Visit My Etsy Shop

Wednesday, October 14, 2009

Plying with Silk Thread


I have a cone of very fine two-ply silk thread and want to ply it with singles to make laceweight three-ply. The first thing I had to do was discover the direction of the thread's ply. It was plied S, counterclockwise. I used a 10x magnifying glass to get a good look at it - it was too fine to see otherwise.

Once I knew that the thread had been plied S, I wanted to see what would happen if I plied it with a single that had been spun Z (clockwise), plying them both together S (counterclockwise). Are you with me?

The rust-colored sample is the result. The fiber is an alpaca/Rambo blend. After finishing it bloomed all right, and is a very kinky, still-energized 3-ply.

The pale brown sample is CVM, spun S (counterclockwise) and plied with the silk thread Z (clockwise). The result is much smoother, even after finishing. There is no residual twist energy.

So - silk two-ply (plied S) plied S again with Z-spun single equals lumpy, bumpy, fluffy, twisty yarn.

Silk two-ply (plied S) plied again Z, with S-spun single, equals smoother, even three-ply with no residual twist energy.

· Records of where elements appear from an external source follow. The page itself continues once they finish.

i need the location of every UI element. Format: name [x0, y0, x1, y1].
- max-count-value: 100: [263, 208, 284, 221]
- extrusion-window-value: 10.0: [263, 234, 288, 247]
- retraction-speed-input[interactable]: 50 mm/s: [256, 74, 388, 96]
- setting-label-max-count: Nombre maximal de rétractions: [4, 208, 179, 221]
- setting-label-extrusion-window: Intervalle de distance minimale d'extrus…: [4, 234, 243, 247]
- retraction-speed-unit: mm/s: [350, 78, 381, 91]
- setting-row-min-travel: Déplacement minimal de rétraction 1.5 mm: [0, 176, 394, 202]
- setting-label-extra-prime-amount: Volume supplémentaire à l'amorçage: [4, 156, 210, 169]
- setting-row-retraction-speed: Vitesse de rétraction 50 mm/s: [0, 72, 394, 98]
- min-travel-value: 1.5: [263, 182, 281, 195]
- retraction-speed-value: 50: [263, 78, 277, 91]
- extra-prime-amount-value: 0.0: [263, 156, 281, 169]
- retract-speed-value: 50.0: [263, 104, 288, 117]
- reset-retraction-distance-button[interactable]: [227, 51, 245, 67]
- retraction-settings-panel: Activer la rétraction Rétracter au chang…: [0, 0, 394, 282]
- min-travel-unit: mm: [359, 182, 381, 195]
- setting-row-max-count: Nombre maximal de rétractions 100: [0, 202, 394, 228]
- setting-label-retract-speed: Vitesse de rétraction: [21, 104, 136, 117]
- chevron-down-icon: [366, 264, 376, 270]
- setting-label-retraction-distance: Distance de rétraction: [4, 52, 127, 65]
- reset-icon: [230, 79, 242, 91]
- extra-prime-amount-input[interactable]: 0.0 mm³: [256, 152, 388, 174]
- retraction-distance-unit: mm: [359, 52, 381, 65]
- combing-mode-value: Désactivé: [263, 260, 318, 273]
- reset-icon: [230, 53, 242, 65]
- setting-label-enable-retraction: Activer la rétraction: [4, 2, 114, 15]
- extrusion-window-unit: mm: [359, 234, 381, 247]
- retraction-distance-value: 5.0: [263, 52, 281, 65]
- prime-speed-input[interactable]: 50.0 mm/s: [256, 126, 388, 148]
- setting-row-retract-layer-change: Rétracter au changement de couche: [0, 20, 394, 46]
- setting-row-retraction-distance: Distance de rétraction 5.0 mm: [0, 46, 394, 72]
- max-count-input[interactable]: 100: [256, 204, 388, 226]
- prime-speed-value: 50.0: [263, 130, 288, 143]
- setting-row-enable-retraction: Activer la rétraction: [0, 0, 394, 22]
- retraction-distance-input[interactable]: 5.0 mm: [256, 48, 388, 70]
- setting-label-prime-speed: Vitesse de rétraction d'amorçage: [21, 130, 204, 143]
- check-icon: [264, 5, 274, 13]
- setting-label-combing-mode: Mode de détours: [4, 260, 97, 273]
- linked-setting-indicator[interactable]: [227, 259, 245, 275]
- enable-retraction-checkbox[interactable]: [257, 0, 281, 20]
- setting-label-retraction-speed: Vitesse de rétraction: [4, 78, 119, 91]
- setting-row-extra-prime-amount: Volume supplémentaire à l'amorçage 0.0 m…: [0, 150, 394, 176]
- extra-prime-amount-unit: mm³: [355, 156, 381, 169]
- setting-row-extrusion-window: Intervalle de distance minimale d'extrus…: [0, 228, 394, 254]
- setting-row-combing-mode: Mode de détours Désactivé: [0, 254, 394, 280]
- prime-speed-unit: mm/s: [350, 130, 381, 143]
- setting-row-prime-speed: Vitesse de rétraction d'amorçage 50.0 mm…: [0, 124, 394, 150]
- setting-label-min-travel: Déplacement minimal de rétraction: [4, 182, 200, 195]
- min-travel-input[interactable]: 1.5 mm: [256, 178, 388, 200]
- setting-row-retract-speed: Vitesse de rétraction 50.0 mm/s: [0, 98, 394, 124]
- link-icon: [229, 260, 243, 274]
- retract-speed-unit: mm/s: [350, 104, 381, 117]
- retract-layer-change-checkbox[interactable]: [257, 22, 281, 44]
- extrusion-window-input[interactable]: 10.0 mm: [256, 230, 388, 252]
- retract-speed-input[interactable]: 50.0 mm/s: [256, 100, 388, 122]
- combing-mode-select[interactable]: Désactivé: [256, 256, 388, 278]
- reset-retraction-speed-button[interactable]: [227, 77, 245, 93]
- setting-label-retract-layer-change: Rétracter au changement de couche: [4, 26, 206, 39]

If you understood this the first time through, give yourself an A+!!

3 comments:

  1. I have to go back and read it again. Too many S's and Z's for one perusal. ;-)

    ReplyDelete
  2. Woohoo, I get an A+! I have to wonder, and I know this is just extra work, but I wonder if it would make a difference if you were to spin the silk thread a bit to give it some active twist as I'm sure it is perfectly balanced before plying (does that make sense?) Just so you would have some twist to balance that of the spun single...

    ReplyDelete
  3. This was exactly the commentary I was looking for, wondering if I should Z-ply my S-ply silk thread before S-plying it with a Z-ply single. Thank you for this experiment & pictures!